Spellbook of the Lost and Found
Page 15
“Hang on,” Rose says. “The medal.” She looks at me excitedly. “It’s the talisman. A Saint Anthony medal. It’s the only thing we didn’t have yet for the spell.”
“We have everything.” I breathe. “We can do it.”
Rowan’s face darkens. Olive looks unsure. She takes the medal and flips it like a coin. It spins through the air, singing. “Heads or tails?”
It stays in the air longer than is possible. “Heads, we cast the spell,” Rowan says slowly, nervously. “Tails, we forget about it. We just drink our beer and swim in the lake and don’t mess around with things we don’t understand. Things that could be dangerous.”
The water’s clear and twinkling before us, reflecting the clouds that are starting to blow in overhead. We watch the medal spin. It’s weird that it just keeps doing that. Heads to tails, tails, heads. Finally, Rose reaches up and catches it, slaps it on the back of her hand.
“Heads,” she says.
Heads, we cast the spell. The medal glints on Rose’s hand, and all of a sudden the clouds are coming in fast and the wind’s picking up and the rain’s starting to fall.

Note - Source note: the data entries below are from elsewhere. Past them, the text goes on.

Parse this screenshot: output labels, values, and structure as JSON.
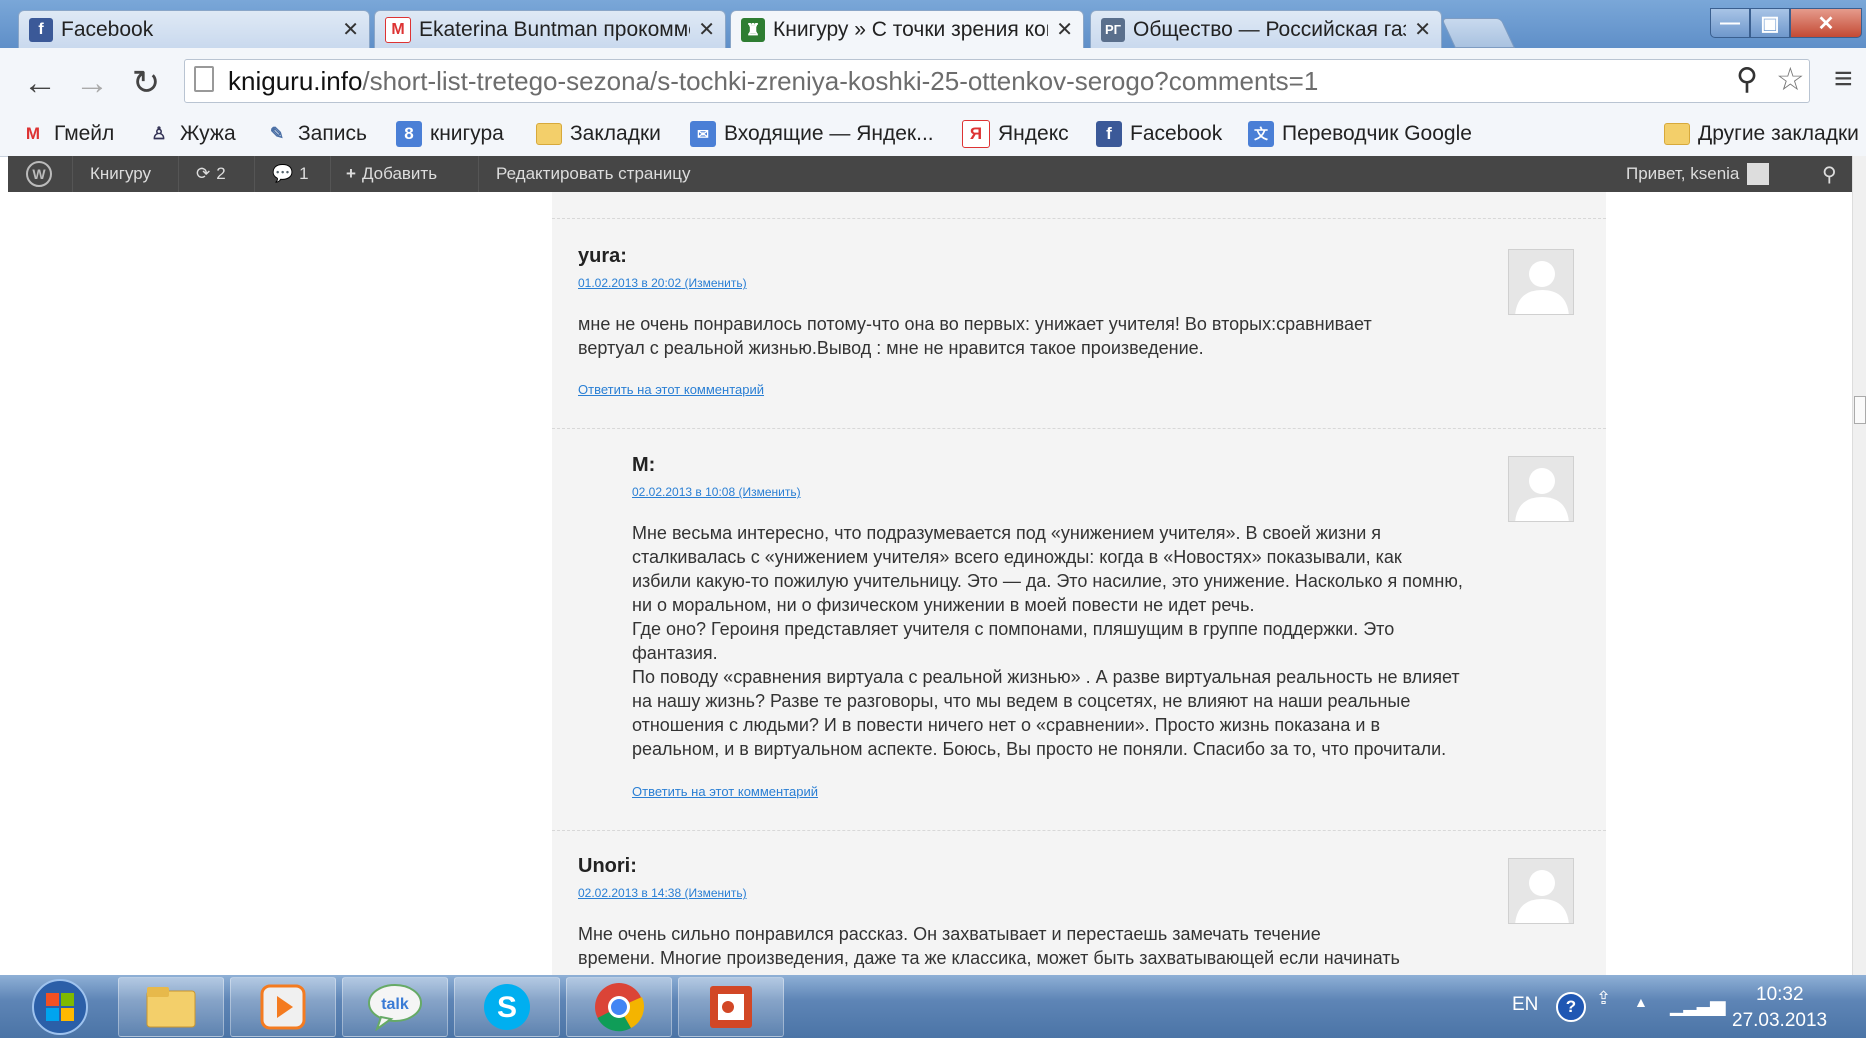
{
  "browser": {
    "tabs": [
      {
        "label": "Facebook",
        "icon": "facebook-icon"
      },
      {
        "label": "Ekaterina Buntman прокомментировал",
        "icon": "gmail-icon"
      },
      {
        "label": "Книгуру » С точки зрения кошки",
        "icon": "kniguru-icon"
      },
      {
        "label": "Общество — Российская газета",
        "icon": "rg-icon"
      }
    ],
    "window_buttons": {
      "minimize": "—",
      "restore": "▣",
      "close": "✕"
    },
    "url_host": "kniguru.info",
    "url_path": "/short-list-tretego-sezona/s-tochki-zreniya-koshki-25-ottenkov-serogo?comments=1"
  },
  "bookmarks": [
    {
      "label": "Гмейл",
      "icon": "gmail-icon"
    },
    {
      "label": "Жужа",
      "icon": "person-icon"
    },
    {
      "label": "Запись",
      "icon": "pencil-icon"
    },
    {
      "label": "книгура",
      "icon": "kniguru-bookmark-icon"
    },
    {
      "label": "Закладки",
      "icon": "folder-icon"
    },
    {
      "label": "Входящие — Яндек...",
      "icon": "mail-icon"
    },
    {
      "label": "Яндекс",
      "icon": "yandex-icon"
    },
    {
      "label": "Facebook",
      "icon": "facebook-icon"
    },
    {
      "label": "Переводчик Google",
      "icon": "google-translate-icon"
    }
  ],
  "other_bookmarks": "Другие закладки",
  "adminbar": {
    "site": "Книгуру",
    "updates": "2",
    "comments": "1",
    "add": "Добавить",
    "edit": "Редактировать страницу",
    "greeting": "Привет, ksenia"
  },
  "comments": [
    {
      "author": "yura",
      "date": "01.02.2013 в 20:02",
      "edit": "(Изменить)",
      "lines": [
        "мне не очень понравилось потому-что она во первых: унижает учителя! Во вторых:сравнивает",
        "вертуал с реальной жизнью.Вывод : мне не нравится такое произведение."
      ],
      "reply": "Ответить на этот комментарий"
    },
    {
      "author": "M",
      "date": "02.02.2013 в 10:08",
      "edit": "(Изменить)",
      "lines": [
        "Мне весьма интересно, что подразумевается под «унижением учителя». В своей жизни я",
        "сталкивалась с «унижением учителя» всего единожды: когда в «Новостях» показывали, как",
        "избили какую-то пожилую учительницу. Это — да. Это насилие, это унижение. Насколько я помню,",
        "ни о моральном, ни о физическом унижении в моей повести не идет речь.",
        "Где оно? Героиня представляет учителя с помпонами, пляшущим в группе поддержки. Это",
        "фантазия.",
        "По поводу «сравнения виртуала с реальной жизнью» . А разве виртуальная реальность не влияет",
        "на нашу жизнь? Разве те разговоры, что мы ведем в соцсетях, не влияют на наши реальные",
        "отношения с людьми? И в повести ничего нет о «сравнении». Просто жизнь показана и в",
        "реальном, и в виртуальном аспекте. Боюсь, Вы просто не поняли. Спасибо за то, что прочитали."
      ],
      "reply": "Ответить на этот комментарий"
    },
    {
      "author": "Unori",
      "date": "02.02.2013 в 14:38",
      "edit": "(Изменить)",
      "lines": [
        "Мне очень сильно понравился рассказ. Он захватывает и перестаешь замечать течение",
        "времени. Многие произведения, даже та же классика, может быть захватывающей если начинать"
      ]
    }
  ],
  "taskbar": {
    "lang": "EN",
    "time": "10:32",
    "date": "27.03.2013",
    "apps": [
      "windows-start-icon",
      "explorer-icon",
      "media-player-icon",
      "google-talk-icon",
      "skype-icon",
      "chrome-icon",
      "presentation-icon"
    ]
  },
  "colors": {
    "link": "#2a7fd4",
    "adminbar": "#464646",
    "content_bg": "#f4f4f4"
  }
}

“No!” Rose says. “It was gorgeous a minute ago!”
“It’s still gorgeous from where I’m standing,” I say under my breath. I know Rose’s heard me, ’cause she gives a little grin.
By the time we’ve climbed over the rocks to the forest, the rain’s become a full-on storm.
“We can’t stay outside in this weather,” Olive shouts.
“We should go inside,” Rowan agrees. The rainstorm makes his voice sound small. “We can do this again another time.”
“No way,” I say, and Rose takes my hand.
“It’s okay,” Ivy says suddenly. “I know where we can go. And it’ll be out of the rain.”
Laurel
Saturday, May 13th
Found: Tin medal (Saint Anthony); fingernails (rainbow-colored, acrylic); human hair; puddles of blood
Something was building and it wasn’t the storm.
The morning started cloudy. I went to Holly’s before school. We had a two-hour optional prep class on Saturday afternoon and although we were all behind on our study she didn’t ride down with me.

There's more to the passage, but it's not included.